QUESTION.- Comment envisagez-vous les prochains pas pour renforcer l'unité de la CEE après les résultats du référendum danois ?
- LE PRESIDENT.- La position de la Communauté est unanime sur ce point : les ministres des affaires étrangères des douze Etats membres - je dis biens les Douze, car le ministre danois était présent - se sont réunis à Oslo deux jours après l'annonce des résultats du référendum danois. Ils ont décidé, en plein accord avec le Danemark qui ne s'y est nullement opposé, de continuer dans leurs pays respectifs les procédures de ratification du traité sur l'Union européenne sans en changer un mot. Depuis lors, l'Irlande a massivement approuvé le traité, et la France a voté, le 23 juin, la révision constitutionnelle, qui était chez nous, comme vous le savez, un préalable à la ratification du traité£ Alors, je n'ai qu'une réponse simple à vous faire : nous continuons. Et si le Danemark ne veut pas rejoindre les autres, ce que je regretterais beaucoup, il faudra qu'il nous dise ce qu'il veut faire. C'est un problème qui se pose au Danemark avant de se poser aux onze autres.\
QUESTION.- La France et l'Allemagne ont décidé de créer l'Eurocorps présenté comme l'embryon de la future défense européenne. Est-ce que ça veut dire que l'OTAN est dépassée et à terme condamnée ?
- LE PRESIDENT.- Evidemment pas. Dans la période d'incertitudes que nous traversons, l'Alliance atlantique et la présence militaire américaine restent indispensables à la sécurité de notre continent. Mais l'Alliance doit se renouveler pour tenir compte de la dissolution du Pacte de Varsovie et de l'affirmation de l'identité européenne.
- A Maastricht, nous avons mis en route l'Union européenne et décidé de la doter d'une politique de sécurité et, à terme, de défense communes. L'Union de l'Europe Occidentale (UEO) en sera le levier. Sans attendre, nous avons crée le corps franco-allemand, ouvert à tous les membres de l'Union qui souhaitent s'y joindre. Ses missions le conduiront à agir aussi bien dans le cadre de l'OTAN que sous l'égide de l'Union. Je ne vois rien là qui puisse faire de l'ombre à l'Alliance atlantique. Bien au contraire.

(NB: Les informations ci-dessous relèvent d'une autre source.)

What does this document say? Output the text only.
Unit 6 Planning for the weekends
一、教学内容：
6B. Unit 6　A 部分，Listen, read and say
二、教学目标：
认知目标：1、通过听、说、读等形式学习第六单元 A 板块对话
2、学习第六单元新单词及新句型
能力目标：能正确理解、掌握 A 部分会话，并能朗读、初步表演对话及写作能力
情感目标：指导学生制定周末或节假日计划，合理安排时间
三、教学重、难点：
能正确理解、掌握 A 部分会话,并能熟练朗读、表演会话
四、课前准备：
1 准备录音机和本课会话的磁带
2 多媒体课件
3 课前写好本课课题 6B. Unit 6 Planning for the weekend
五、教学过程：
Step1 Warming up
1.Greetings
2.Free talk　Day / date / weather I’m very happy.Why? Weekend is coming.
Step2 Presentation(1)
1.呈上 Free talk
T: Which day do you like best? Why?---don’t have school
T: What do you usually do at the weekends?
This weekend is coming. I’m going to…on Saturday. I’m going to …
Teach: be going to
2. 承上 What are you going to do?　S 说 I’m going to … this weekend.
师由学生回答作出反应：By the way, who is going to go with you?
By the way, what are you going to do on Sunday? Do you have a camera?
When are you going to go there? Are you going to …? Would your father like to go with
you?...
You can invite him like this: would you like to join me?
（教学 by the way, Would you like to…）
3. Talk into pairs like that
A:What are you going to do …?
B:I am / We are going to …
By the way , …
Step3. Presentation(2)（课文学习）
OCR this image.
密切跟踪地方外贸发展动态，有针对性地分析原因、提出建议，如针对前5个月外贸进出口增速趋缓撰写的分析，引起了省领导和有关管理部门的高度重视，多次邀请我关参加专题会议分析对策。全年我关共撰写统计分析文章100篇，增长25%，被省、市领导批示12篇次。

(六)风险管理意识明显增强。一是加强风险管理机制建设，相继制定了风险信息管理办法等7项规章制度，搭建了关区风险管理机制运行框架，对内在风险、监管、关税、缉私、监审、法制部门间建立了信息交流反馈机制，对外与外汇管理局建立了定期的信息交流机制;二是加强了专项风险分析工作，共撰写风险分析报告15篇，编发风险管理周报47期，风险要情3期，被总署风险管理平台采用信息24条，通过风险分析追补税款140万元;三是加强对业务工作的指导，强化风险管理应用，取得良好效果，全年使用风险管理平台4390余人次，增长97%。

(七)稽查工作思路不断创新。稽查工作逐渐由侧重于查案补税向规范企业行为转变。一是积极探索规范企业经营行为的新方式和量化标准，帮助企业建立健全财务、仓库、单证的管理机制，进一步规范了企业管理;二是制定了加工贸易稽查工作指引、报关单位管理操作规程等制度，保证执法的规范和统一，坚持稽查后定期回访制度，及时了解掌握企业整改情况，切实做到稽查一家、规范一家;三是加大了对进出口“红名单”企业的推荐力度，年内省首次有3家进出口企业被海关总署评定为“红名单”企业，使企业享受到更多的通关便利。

Nos alliés américains devraient se réjouir de voir les Européens prendre une part croissante à leur sécurité. C'est ce qu'ils réclament depuis toujours. Tel est notre objectif : contribuer à renforcer la sécurité commune et à revitaliser l'Alliance en créant un vrai partenariat entre les deux rives de l'Atlantique.\
QUESTION.- La présidence portugaise désire voir approuver dans le prochain Conseil européen une déclaration politique favorable à L'approfondissement de la cohésion européenne, le "Plan Delors II". Quelle est votre position à ce sujet ? Pour vous, la priorité est, en ce moment, l'élargissement ou l'approfondissement de la CEE ?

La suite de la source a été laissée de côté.